波頭 2枚のレジュメに、今日の話の流れが書いてありますが、タイトルは「リーダーシップ構造論」です。議事次第に出ている私の肩書きは経済評論家と書いていただいていますが、生業は経営コンサルタントで、企業を強くして発展させることを仕事にしております。
そのような分野の中で、これは経済とも少し関わりがあると思いますが、リーダーシップ論というテーマがこの5年ぐらいすごくウェートが高まってきています。リーダーシップについて少し自分で勉強したところ、これは人にお話し申し上げられることがあるのではないかという発見もあって、リーダーシップ構造論というものをいま本で書いています。このレジュメは、その骨子のようなものです。

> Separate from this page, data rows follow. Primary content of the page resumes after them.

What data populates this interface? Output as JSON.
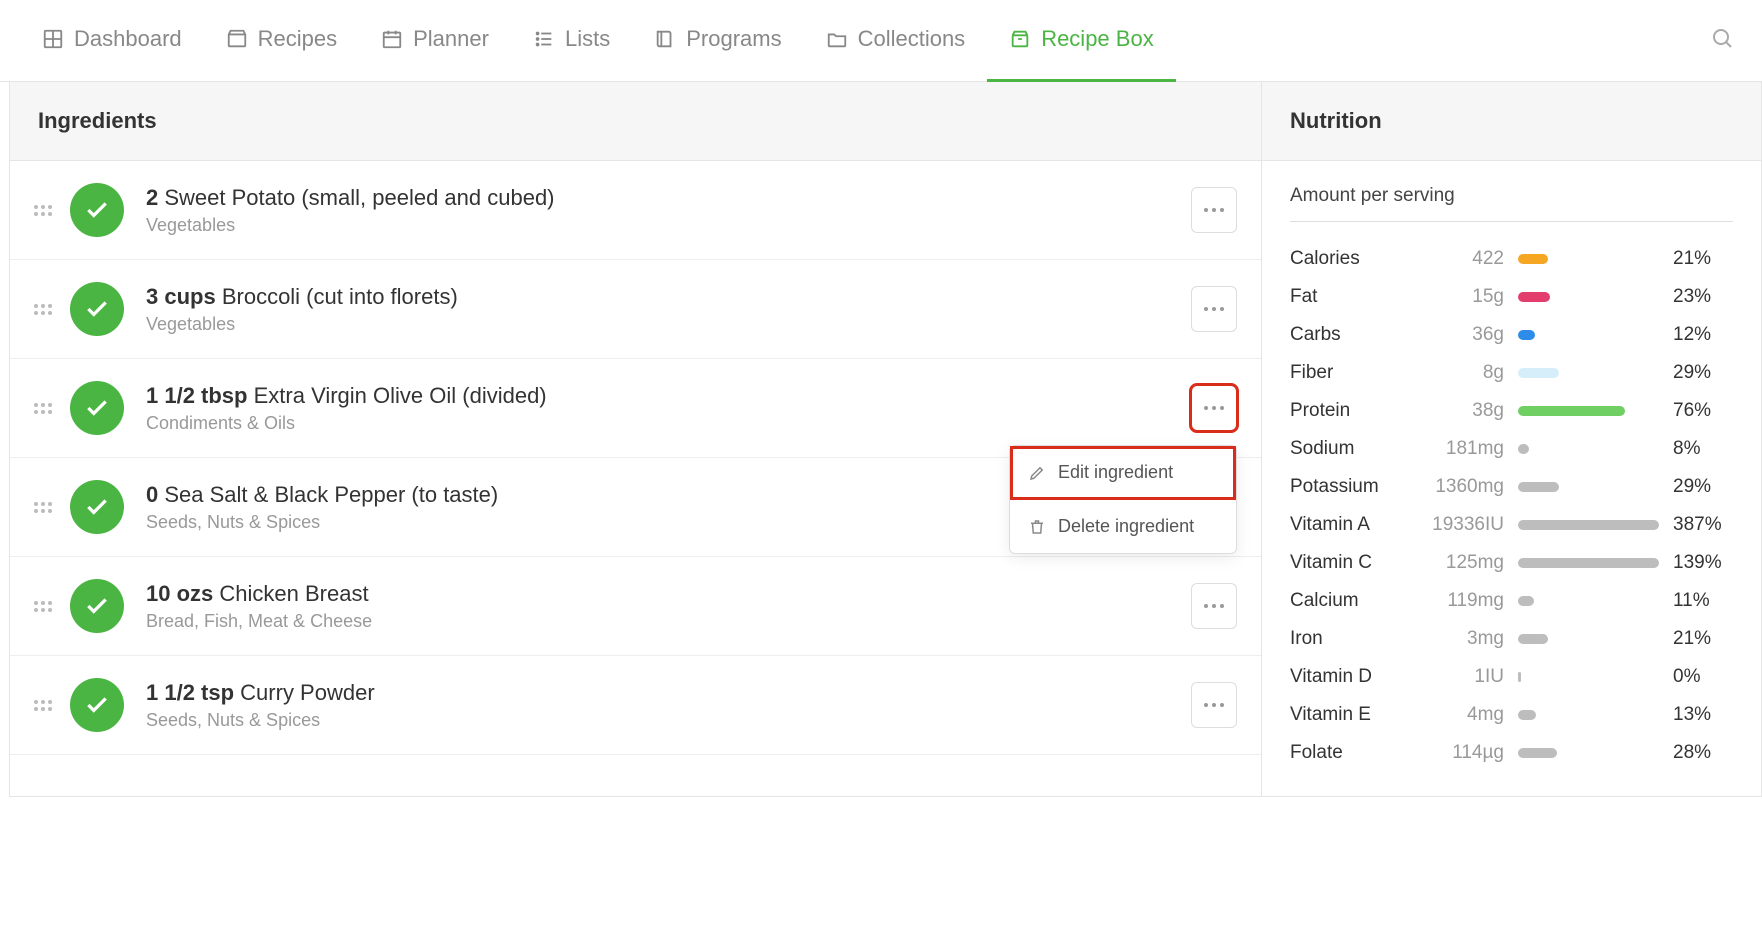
{
  "nav": {
    "items": [
      {
        "label": "Dashboard"
      },
      {
        "label": "Recipes"
      },
      {
        "label": "Planner"
      },
      {
        "label": "Lists"
      },
      {
        "label": "Programs"
      },
      {
        "label": "Collections"
      },
      {
        "label": "Recipe Box"
      }
    ],
    "activeIndex": 6
  },
  "ingredients": {
    "header": "Ingredients",
    "rows": [
      {
        "qty": "2",
        "name": "Sweet Potato (small, peeled and cubed)",
        "category": "Vegetables"
      },
      {
        "qty": "3 cups",
        "name": "Broccoli (cut into florets)",
        "category": "Vegetables"
      },
      {
        "qty": "1 1/2 tbsp",
        "name": "Extra Virgin Olive Oil (divided)",
        "category": "Condiments & Oils",
        "menuOpen": true
      },
      {
        "qty": "0",
        "name": "Sea Salt & Black Pepper (to taste)",
        "category": "Seeds, Nuts & Spices"
      },
      {
        "qty": "10 ozs",
        "name": "Chicken Breast",
        "category": "Bread, Fish, Meat & Cheese"
      },
      {
        "qty": "1 1/2 tsp",
        "name": "Curry Powder",
        "category": "Seeds, Nuts & Spices"
      }
    ],
    "menu": {
      "edit": "Edit ingredient",
      "delete": "Delete ingredient"
    }
  },
  "nutrition": {
    "header": "Nutrition",
    "subhead": "Amount per serving",
    "rows": [
      {
        "label": "Calories",
        "value": "422",
        "pct": "21%",
        "barPct": 21,
        "color": "#f5a623"
      },
      {
        "label": "Fat",
        "value": "15g",
        "pct": "23%",
        "barPct": 23,
        "color": "#e23d6d"
      },
      {
        "label": "Carbs",
        "value": "36g",
        "pct": "12%",
        "barPct": 12,
        "color": "#2d8ce8"
      },
      {
        "label": "Fiber",
        "value": "8g",
        "pct": "29%",
        "barPct": 29,
        "color": "#d6eef9"
      },
      {
        "label": "Protein",
        "value": "38g",
        "pct": "76%",
        "barPct": 76,
        "color": "#6fcf63"
      },
      {
        "label": "Sodium",
        "value": "181mg",
        "pct": "8%",
        "barPct": 8,
        "color": "#bdbdbd"
      },
      {
        "label": "Potassium",
        "value": "1360mg",
        "pct": "29%",
        "barPct": 29,
        "color": "#bdbdbd"
      },
      {
        "label": "Vitamin A",
        "value": "19336IU",
        "pct": "387%",
        "barPct": 100,
        "color": "#bdbdbd"
      },
      {
        "label": "Vitamin C",
        "value": "125mg",
        "pct": "139%",
        "barPct": 100,
        "color": "#bdbdbd"
      },
      {
        "label": "Calcium",
        "value": "119mg",
        "pct": "11%",
        "barPct": 11,
        "color": "#bdbdbd"
      },
      {
        "label": "Iron",
        "value": "3mg",
        "pct": "21%",
        "barPct": 21,
        "color": "#bdbdbd"
      },
      {
        "label": "Vitamin D",
        "value": "1IU",
        "pct": "0%",
        "barPct": 2,
        "color": "#bdbdbd"
      },
      {
        "label": "Vitamin E",
        "value": "4mg",
        "pct": "13%",
        "barPct": 13,
        "color": "#bdbdbd"
      },
      {
        "label": "Folate",
        "value": "114µg",
        "pct": "28%",
        "barPct": 28,
        "color": "#bdbdbd"
      }
    ]
  }
}
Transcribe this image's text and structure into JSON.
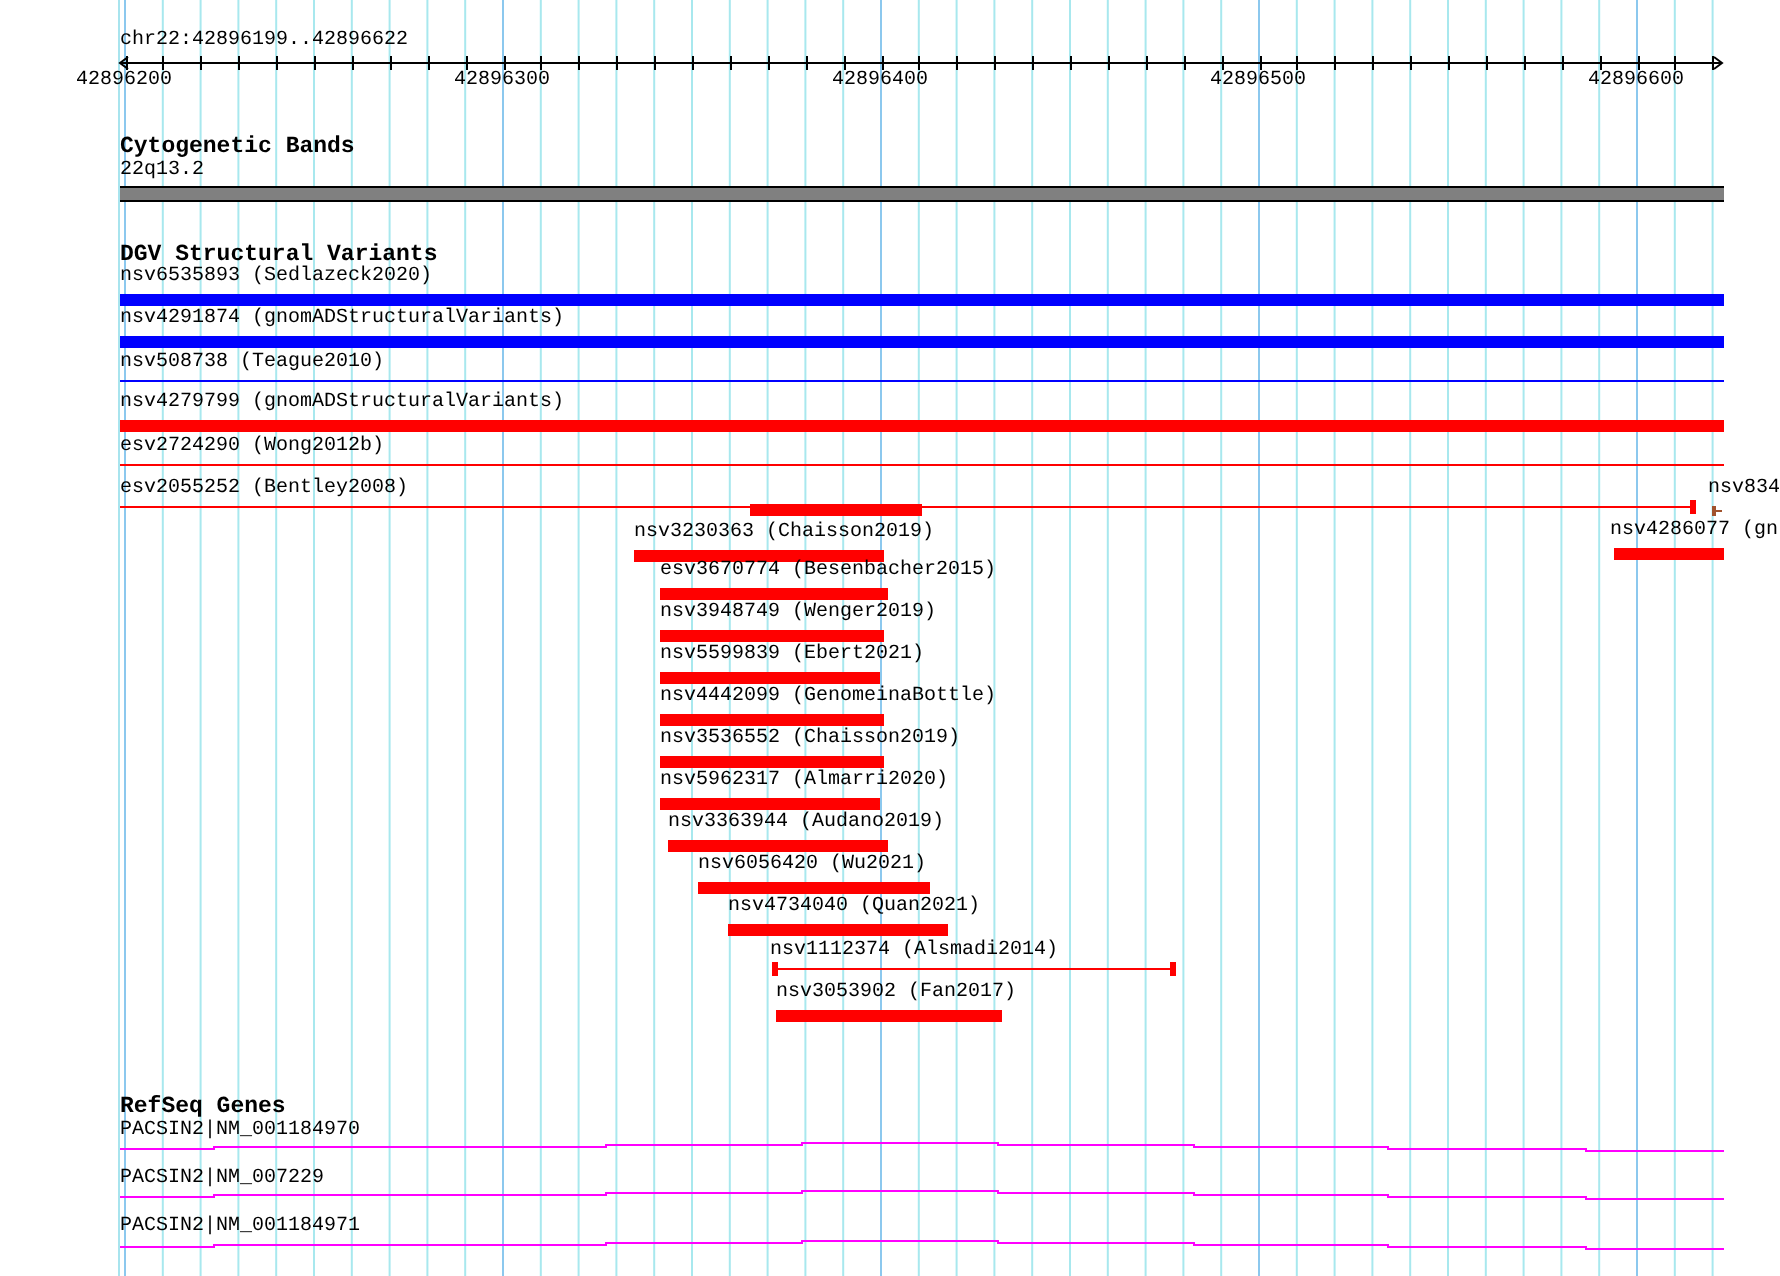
{
  "location": "chr22:42896199..42896622",
  "ruler": {
    "ticks": [
      "42896200",
      "42896300",
      "42896400",
      "42896500",
      "42896600"
    ]
  },
  "tracks": [
    {
      "title": "Cytogenetic Bands",
      "kind": "cytoband",
      "features": [
        {
          "label": "22q13.2",
          "color": "#808080"
        }
      ]
    },
    {
      "title": "DGV Structural Variants",
      "kind": "variants",
      "features": [
        {
          "label": "nsv6535893 (Sedlazeck2020)",
          "kind": "bar",
          "color": "#0000ff"
        },
        {
          "label": "nsv4291874 (gnomADStructuralVariants)",
          "kind": "bar",
          "color": "#0000ff"
        },
        {
          "label": "nsv508738 (Teague2010)",
          "kind": "line",
          "color": "#0000ff"
        },
        {
          "label": "nsv4279799 (gnomADStructuralVariants)",
          "kind": "bar",
          "color": "#ff0000"
        },
        {
          "label": "esv2724290 (Wong2012b)",
          "kind": "line",
          "color": "#ff0000"
        },
        {
          "label": "esv2055252 (Bentley2008)",
          "kind": "capped-line",
          "color": "#ff0000"
        },
        {
          "label": "nsv834",
          "kind": "marker",
          "color": "#a0522d"
        },
        {
          "kind": "bar",
          "color": "#ff0000"
        },
        {
          "label": "nsv3230363 (Chaisson2019)",
          "kind": "bar",
          "color": "#ff0000"
        },
        {
          "label": "nsv4286077 (gn",
          "kind": "bar",
          "color": "#ff0000"
        },
        {
          "label": "esv3670774 (Besenbacher2015)",
          "kind": "bar",
          "color": "#ff0000"
        },
        {
          "label": "nsv3948749 (Wenger2019)",
          "kind": "bar",
          "color": "#ff0000"
        },
        {
          "label": "nsv5599839 (Ebert2021)",
          "kind": "bar",
          "color": "#ff0000"
        },
        {
          "label": "nsv4442099 (GenomeinaBottle)",
          "kind": "bar",
          "color": "#ff0000"
        },
        {
          "label": "nsv3536552 (Chaisson2019)",
          "kind": "bar",
          "color": "#ff0000"
        },
        {
          "label": "nsv5962317 (Almarri2020)",
          "kind": "bar",
          "color": "#ff0000"
        },
        {
          "label": "nsv3363944 (Audano2019)",
          "kind": "bar",
          "color": "#ff0000"
        },
        {
          "label": "nsv6056420 (Wu2021)",
          "kind": "bar",
          "color": "#ff0000"
        },
        {
          "label": "nsv4734040 (Quan2021)",
          "kind": "bar",
          "color": "#ff0000"
        },
        {
          "label": "nsv1112374 (Alsmadi2014)",
          "kind": "capped-line",
          "color": "#ff0000"
        },
        {
          "label": "nsv3053902 (Fan2017)",
          "kind": "bar",
          "color": "#ff0000"
        }
      ]
    },
    {
      "title": "RefSeq Genes",
      "kind": "genes",
      "features": [
        {
          "label": "PACSIN2|NM_001184970",
          "color": "#ff00ff"
        },
        {
          "label": "PACSIN2|NM_007229",
          "color": "#ff00ff"
        },
        {
          "label": "PACSIN2|NM_001184971",
          "color": "#ff00ff"
        }
      ]
    }
  ]
}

今日は、もともと私の同僚の南場 さんがいらっしゃいますし、リーダーシップというと心理学の非常に大きいテーマで、今回勉強した中でも心理学系の本を何十冊か読みますが、そちらの大家の和田 先生もいらっしゃるし、話しにくいのは話しにくいんですけれども、それでもこういう新しいリーダーシップ論がありますよというのをお話しします。ただ、結構乱暴なところもあるので、あとでいろいろ突っ込んでいただいたりしながら進めたいと思います。では、早速入ります。

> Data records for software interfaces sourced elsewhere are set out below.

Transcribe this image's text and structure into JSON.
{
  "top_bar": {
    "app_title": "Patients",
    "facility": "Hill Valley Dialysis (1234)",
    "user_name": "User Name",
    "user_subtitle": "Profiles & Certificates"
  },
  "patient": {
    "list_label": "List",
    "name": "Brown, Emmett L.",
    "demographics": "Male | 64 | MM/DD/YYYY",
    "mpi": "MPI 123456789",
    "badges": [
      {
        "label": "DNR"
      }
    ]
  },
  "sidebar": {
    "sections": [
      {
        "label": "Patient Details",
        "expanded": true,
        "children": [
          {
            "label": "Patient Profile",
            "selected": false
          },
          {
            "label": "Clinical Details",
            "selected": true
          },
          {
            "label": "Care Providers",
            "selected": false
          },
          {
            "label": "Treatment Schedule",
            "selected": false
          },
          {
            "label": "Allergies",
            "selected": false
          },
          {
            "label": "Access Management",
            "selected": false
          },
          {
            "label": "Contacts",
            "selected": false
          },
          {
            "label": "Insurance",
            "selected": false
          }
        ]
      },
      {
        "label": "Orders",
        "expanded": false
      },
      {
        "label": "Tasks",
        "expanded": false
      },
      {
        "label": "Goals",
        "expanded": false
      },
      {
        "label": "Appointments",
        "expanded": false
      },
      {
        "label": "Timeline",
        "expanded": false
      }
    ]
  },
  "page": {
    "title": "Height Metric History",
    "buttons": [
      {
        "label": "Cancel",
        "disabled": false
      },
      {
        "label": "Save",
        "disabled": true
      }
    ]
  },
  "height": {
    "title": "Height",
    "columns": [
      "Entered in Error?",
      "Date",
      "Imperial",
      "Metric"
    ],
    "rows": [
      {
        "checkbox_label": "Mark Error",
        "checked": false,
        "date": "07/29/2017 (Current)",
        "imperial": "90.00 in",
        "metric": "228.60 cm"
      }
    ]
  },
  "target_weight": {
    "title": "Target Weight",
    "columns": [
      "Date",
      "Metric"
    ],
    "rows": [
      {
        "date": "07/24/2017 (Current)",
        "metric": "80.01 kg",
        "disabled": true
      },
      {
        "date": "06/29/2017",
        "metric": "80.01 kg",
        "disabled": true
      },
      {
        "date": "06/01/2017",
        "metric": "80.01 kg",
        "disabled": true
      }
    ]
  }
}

執行力の鍵になるのがリーダーシップです。私がコンサルタントを始めたのは1980年代です。南場さんもそうですが、日本で今のような形で経営コンサルティングが成立したのが1980年代ですが、これは日本だけではありません。第二次オイルショックの後で世界的に高度経済成長が止まってしまって、その中で企業がどうやって成長するかということでもがいている中に、合理的な経営戦略をやるといいのではないかということで、1980年代に戦略論自体が高まってきました。そこで、1980年代は戦略の時代と言われています。ご承知の方もいらっしゃるかもわかりませんが、マイケル・ポーターとか、フィリップ・コトラーとか、戦略の神様、マーケティングの神様と言われる人が出てきて活躍した時代です。私がいたマッキンゼーも、この戦略の時代、ちょうど1980年代から本格的に開始しました。
1980年代が終わって、みんながある程度戦略をわかるようになったら、今度は企業の競争力は何によって差がつくか。1980年代は、柔道で言うと技を身につける時代でした。技を知らない素人さんに一本背負いや巴投げをかけたら、ポンポン飛んでいく。ですから、いまから見れば非常にナイーブでプリミティブな戦略であっても、ポンポン技が決まった時代が1980年代です。

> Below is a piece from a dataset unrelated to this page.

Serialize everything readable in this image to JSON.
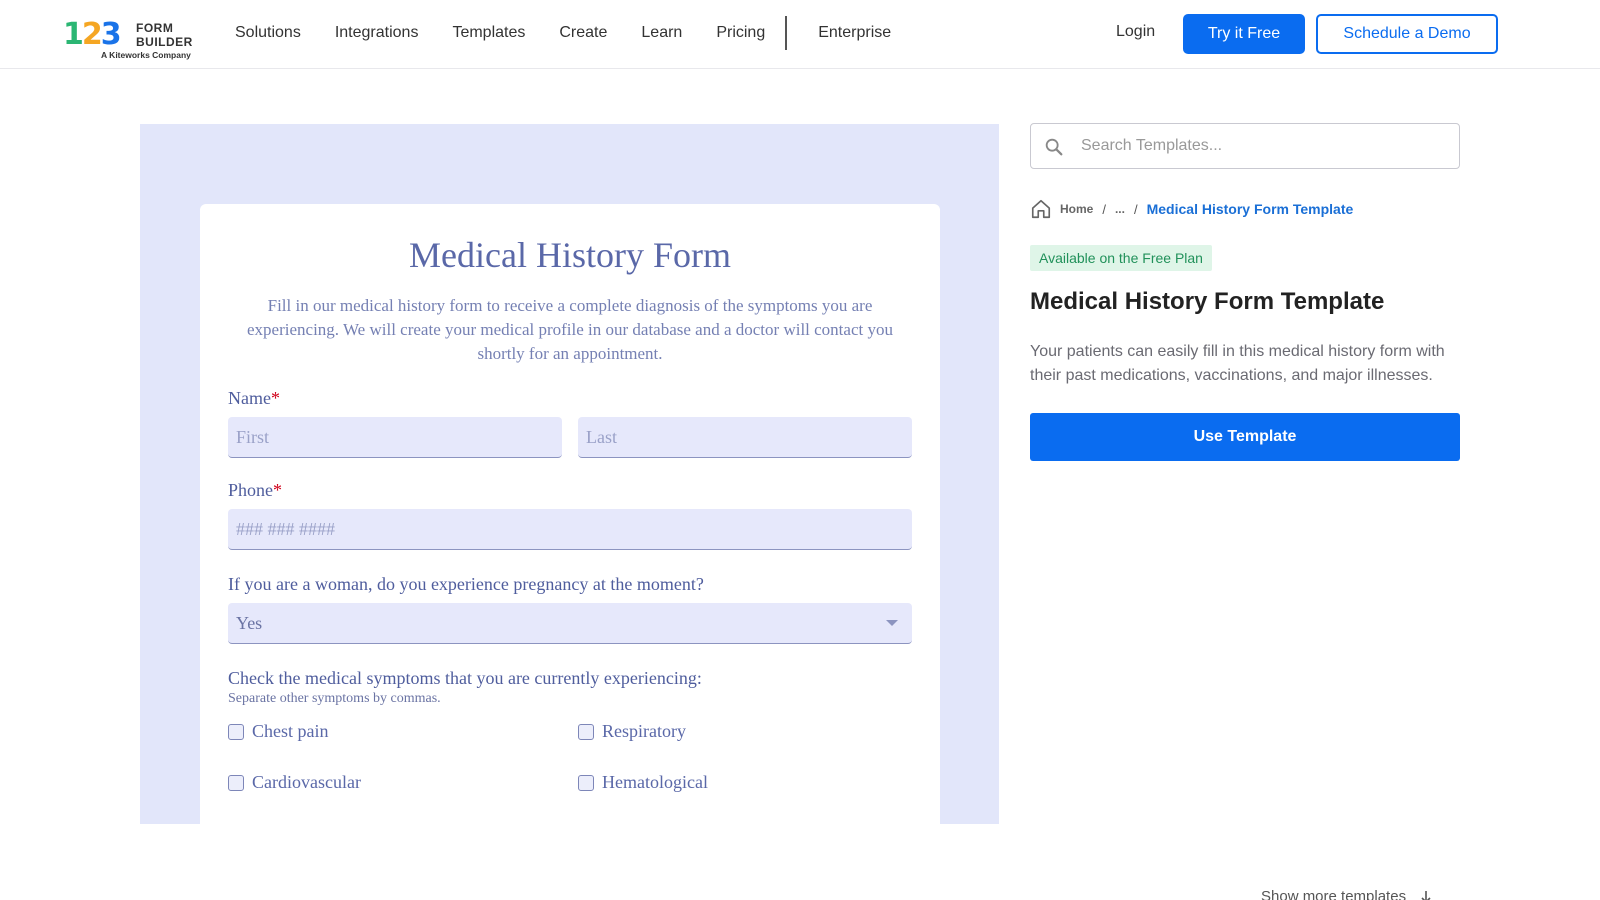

1980年代いっぱいでそれがだんだん広がって、浸透していって、わざわざコンサルタントに高いフィーを払わなくても、企業がほとんど自分で戦略をつくれるようになった。コンサルタントもそんなに珍しいものではなくなり、「こうやったら戦略はできますよね」ということが一般的に行き渡ったのが1980年代です。
では、1990年代はどうなったのか。それこそさっきの柔道と一緒です。技を覚えた同士になったら、戦略だけでは一本は決まらない。では何で決まるのかというと、腕力です。実行力が勝負を決するようになった。そのとき、われわれの世界では、戦略の時代から組織の時代、実行力の時代に入ったという認識がありました。合理的に動ける組織をいかにつくるか。それは組織骨格であったり、制度設計であったり、企業組織が動くいろいろなしくみをきちんと設計してつくり上げていくということでした。カンパニー制が広がったり、成果主義型の人事制度・評価制度が始まったり、分社化が進んだり、場合によっては実行力の一つとして、スケールを大きくするためのM&Aというものが起きたりして、戦略自体よりも、組織や制度の側にメインのテーマが移った時代が1990年代です。
2000年を越えて今世紀になってからは、実行力の中でも特に、トップとかリーダーシップというものが問われる時代になってきたように思います。同じような戦略をつくって、同じような組織制度を設計することは、まさに学習可能なことです。学者さんはよく「imitable」と言うんですが、真似することが可能で、ノウハウとして習得できるものです。しかし、企業が動くときには、戦略をつくって組織を書けば、それで高いレベルでの実行力が実現できるのかいうと、最終的には人をどうやって動かすか、組織集団をどうやって動かすかということですので、評価制度だ、報酬制度だというだけでみんなが同じように動くかというとなかなかそうはいかない。そのなかで最大の鍵――執行力の唯一とは言いませんが――がトップのリーダーシップである、ということになってきています。執行力の鍵になるのがリーダーシップである、というのはそういう意味です。